Takeaway: RFR is powerful, but prone to memorising instead of generalising.
Phase 4: Evaluation, Comparison, and Lessons Learned
Linear Regression vs Random Forest Regression:
| Features: | Linear Regression: | Random Forest Regression: |
|---|---|---|
| Complexity: | Simple, interpretable | Complex, many parameters |
| Speed: | Very fast | Slower (depends on trees/depth) |
| Non-linear handling: | Weak | Strong |
| Outlier sensitivity: | High | Low (bootstrapping helps) |
| Overfitting: | Rare | Common if over-tuned |
| Best at: | Large-population trends | Small-population predictions |
Key conclusions:
- LR excelled at big-country predictions, thanks to assigning huge weight to recent years.
- RFR excelled at small-country predictions, thanks to its ensemble averaging.
- Both failed at generalising across datasets without careful tuning and preprocessing.
- Hyper-tuning is a double-edged sword: it improves fit on known data, but often at the cost of robustness.
Lessons I took away:
- Always start simple (LR gave me a strong baseline).
- More data is better, but only if it's clean and representative.
- Overfitting is the silent killer. A "great" training score often hides a useless model.
- Matching model to problem is everything. I found that LR was better for trend-heavy data, while RFR was better for non-linear and noisy cases.
Conclusion
This project wasn't just "fit two models and compare them." It was a full machine learning engineering cycle:
- Data wrangling (cleaning, encoding, structuring).

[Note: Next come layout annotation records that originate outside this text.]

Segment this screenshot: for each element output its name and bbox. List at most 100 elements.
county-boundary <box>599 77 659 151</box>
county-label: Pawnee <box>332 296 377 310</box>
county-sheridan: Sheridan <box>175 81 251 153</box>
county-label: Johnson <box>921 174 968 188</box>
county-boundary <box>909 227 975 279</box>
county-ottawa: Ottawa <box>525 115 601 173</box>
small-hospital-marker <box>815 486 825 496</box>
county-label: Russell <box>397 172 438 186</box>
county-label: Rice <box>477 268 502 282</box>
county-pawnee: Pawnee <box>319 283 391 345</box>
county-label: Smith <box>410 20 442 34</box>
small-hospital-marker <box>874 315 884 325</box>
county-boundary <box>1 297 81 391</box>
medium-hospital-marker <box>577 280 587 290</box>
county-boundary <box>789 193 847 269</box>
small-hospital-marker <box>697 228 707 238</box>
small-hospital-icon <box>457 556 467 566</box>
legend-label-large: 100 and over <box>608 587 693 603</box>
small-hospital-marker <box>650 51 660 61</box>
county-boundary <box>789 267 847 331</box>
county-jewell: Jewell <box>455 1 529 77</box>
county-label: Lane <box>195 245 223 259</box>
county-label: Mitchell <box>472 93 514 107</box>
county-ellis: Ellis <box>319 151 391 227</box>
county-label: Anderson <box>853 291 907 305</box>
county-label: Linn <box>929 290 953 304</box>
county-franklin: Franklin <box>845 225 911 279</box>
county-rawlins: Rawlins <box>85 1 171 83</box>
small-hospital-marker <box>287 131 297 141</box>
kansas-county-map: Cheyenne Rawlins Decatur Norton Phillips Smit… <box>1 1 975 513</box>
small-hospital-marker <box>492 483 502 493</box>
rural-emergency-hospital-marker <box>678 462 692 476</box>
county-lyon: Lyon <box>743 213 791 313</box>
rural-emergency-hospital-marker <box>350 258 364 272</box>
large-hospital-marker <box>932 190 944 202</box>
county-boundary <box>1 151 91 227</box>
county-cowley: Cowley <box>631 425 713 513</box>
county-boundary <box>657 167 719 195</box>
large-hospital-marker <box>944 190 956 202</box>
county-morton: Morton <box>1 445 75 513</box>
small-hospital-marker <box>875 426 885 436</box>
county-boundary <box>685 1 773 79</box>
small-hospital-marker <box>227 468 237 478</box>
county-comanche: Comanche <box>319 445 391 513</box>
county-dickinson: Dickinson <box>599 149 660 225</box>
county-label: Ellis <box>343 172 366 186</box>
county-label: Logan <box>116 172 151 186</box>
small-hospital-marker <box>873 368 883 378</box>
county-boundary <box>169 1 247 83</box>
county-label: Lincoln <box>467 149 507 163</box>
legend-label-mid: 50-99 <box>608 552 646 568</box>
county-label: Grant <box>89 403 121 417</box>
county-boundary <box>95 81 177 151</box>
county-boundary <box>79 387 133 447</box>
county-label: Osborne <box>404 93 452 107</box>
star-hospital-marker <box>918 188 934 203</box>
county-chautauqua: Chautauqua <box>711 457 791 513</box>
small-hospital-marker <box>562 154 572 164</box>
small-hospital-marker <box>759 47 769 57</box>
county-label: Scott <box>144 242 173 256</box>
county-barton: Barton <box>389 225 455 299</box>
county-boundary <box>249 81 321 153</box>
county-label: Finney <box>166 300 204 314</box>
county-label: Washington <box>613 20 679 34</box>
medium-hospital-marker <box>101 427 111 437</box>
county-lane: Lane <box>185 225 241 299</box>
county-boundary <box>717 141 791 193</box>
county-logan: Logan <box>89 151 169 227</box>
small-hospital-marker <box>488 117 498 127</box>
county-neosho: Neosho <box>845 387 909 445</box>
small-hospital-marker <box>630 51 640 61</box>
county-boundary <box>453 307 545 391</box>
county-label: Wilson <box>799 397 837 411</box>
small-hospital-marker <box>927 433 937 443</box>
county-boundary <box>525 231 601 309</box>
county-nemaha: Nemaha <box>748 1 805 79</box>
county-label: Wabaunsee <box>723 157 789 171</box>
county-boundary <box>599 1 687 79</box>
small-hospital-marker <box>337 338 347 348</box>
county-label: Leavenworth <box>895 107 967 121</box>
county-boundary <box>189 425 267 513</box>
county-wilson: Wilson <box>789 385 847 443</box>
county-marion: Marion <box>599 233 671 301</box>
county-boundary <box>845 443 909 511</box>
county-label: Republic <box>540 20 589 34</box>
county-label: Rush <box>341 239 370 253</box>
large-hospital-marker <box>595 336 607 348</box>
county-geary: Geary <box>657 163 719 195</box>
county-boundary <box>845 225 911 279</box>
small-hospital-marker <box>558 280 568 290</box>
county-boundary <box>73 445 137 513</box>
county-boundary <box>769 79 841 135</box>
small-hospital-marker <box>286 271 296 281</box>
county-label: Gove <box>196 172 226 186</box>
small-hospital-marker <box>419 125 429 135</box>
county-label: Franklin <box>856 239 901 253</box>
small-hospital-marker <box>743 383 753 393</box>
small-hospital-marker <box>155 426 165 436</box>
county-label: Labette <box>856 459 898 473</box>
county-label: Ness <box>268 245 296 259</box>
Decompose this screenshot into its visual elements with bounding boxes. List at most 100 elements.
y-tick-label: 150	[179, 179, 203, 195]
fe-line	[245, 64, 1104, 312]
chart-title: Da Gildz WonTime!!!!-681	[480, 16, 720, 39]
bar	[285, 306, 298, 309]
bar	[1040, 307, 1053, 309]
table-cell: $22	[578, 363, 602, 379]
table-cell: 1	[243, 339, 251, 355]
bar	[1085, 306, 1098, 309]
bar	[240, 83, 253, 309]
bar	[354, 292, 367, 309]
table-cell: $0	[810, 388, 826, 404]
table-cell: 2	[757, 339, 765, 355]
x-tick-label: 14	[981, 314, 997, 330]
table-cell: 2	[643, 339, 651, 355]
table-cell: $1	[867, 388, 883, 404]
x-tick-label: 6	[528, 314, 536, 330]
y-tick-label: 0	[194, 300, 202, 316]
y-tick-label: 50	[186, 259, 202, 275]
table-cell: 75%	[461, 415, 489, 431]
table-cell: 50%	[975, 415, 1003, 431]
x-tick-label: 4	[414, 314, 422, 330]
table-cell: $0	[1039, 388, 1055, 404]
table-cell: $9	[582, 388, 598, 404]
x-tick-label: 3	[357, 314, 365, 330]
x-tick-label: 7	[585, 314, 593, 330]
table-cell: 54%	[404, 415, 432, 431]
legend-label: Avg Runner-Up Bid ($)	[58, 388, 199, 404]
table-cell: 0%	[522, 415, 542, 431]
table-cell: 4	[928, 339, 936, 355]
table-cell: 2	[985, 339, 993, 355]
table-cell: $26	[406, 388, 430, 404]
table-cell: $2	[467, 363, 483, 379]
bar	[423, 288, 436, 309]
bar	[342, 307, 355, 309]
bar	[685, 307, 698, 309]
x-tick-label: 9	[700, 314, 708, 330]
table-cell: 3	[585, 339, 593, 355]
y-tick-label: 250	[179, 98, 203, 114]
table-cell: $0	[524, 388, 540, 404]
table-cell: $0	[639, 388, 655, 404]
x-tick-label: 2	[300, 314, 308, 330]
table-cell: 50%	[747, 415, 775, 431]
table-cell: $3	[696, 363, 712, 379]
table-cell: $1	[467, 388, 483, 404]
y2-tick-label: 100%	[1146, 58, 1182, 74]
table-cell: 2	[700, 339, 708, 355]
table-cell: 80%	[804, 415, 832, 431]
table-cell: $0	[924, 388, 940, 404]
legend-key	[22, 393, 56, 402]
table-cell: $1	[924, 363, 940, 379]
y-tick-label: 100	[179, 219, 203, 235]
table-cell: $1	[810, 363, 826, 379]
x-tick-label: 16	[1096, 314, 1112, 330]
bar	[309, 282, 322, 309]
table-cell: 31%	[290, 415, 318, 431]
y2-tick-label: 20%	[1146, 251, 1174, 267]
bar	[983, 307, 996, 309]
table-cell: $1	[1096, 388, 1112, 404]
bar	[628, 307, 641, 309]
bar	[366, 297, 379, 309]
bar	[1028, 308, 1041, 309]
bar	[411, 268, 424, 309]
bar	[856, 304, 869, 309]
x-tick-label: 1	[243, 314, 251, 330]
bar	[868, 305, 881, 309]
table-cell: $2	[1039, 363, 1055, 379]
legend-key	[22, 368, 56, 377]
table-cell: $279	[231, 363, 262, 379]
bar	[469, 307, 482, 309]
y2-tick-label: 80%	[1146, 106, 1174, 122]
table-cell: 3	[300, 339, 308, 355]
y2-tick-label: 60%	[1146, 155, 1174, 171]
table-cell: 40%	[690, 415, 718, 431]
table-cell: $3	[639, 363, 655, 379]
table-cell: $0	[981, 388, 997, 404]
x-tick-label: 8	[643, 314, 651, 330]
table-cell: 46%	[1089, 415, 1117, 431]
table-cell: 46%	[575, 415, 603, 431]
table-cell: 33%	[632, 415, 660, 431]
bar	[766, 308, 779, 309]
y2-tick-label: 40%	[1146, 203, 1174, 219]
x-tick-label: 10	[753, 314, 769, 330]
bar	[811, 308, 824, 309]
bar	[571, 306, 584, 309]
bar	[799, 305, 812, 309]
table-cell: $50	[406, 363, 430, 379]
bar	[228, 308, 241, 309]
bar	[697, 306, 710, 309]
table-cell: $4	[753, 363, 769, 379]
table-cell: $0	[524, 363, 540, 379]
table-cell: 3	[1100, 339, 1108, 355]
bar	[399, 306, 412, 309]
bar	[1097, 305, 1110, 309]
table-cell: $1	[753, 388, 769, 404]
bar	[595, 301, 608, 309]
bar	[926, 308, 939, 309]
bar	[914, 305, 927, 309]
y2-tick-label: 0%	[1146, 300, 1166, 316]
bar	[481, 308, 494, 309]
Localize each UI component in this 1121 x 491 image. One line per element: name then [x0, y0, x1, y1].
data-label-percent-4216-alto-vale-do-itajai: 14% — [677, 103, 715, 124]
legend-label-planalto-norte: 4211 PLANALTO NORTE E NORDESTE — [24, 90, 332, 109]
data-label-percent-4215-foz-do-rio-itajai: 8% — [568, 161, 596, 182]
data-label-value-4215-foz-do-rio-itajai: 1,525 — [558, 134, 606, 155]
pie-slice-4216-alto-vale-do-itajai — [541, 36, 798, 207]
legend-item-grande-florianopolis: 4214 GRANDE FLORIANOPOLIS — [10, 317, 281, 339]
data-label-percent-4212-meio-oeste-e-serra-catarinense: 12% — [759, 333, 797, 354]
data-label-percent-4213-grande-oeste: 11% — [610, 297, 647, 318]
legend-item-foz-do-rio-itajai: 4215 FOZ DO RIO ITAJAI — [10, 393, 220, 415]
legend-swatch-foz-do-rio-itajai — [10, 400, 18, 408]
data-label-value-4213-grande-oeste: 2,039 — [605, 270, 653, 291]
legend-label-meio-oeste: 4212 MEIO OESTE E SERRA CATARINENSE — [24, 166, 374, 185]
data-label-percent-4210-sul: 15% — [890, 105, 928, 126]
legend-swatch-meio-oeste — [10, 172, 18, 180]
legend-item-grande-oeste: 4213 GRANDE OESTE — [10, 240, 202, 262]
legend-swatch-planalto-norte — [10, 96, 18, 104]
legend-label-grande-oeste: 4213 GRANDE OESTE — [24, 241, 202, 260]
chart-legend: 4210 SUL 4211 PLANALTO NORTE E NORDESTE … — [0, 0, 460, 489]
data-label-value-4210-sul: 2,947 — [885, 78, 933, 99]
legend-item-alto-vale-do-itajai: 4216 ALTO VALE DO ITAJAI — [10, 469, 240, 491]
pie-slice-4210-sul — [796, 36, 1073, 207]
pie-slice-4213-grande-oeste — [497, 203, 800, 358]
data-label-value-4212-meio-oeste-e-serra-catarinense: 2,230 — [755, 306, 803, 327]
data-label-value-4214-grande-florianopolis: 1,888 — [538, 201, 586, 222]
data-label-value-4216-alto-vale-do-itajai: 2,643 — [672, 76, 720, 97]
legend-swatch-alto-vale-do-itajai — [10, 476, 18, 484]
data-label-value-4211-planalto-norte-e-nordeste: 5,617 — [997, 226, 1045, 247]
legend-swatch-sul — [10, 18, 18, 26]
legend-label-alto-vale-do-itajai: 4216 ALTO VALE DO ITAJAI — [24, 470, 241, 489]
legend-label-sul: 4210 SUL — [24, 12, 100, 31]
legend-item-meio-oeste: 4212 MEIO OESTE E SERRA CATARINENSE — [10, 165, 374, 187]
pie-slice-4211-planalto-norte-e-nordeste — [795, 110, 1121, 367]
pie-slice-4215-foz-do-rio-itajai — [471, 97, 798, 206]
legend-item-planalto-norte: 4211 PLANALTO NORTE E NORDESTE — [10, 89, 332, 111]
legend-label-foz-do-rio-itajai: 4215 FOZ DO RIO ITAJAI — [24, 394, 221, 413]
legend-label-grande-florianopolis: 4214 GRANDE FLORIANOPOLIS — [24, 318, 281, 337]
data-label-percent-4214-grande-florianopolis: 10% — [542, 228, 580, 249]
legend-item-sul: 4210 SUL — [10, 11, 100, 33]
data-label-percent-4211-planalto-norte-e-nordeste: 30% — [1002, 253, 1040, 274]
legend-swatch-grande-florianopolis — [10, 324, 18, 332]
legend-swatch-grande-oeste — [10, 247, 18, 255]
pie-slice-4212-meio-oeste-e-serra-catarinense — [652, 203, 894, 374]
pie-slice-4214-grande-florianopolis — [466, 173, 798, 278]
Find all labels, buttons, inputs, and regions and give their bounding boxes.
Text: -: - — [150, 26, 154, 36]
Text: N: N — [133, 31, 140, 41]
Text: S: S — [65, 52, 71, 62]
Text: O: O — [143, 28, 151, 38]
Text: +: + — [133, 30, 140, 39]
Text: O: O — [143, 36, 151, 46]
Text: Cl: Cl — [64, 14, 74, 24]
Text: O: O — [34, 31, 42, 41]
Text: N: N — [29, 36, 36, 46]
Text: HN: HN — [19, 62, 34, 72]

- Model building (LR + RFR).
- Hyperparameter exploration.
- Error analysis (MAPE, R², custom metrics).
- Cross-dataset testing for generalisation.
- Visualisation (Plotly graphs, error plots, scaling insights).
Most importantly, I came out with a real understanding of when to use which model. Linear Regression gave speed and clarity; Random Forest gave flexibility and power, but at the cost of complexity and overfitting risk.
For me, this project was about more than predicting populations. It was about learning how to think like an ML engineer: test assumptions, challenge results, and understand that no model is universally "the best."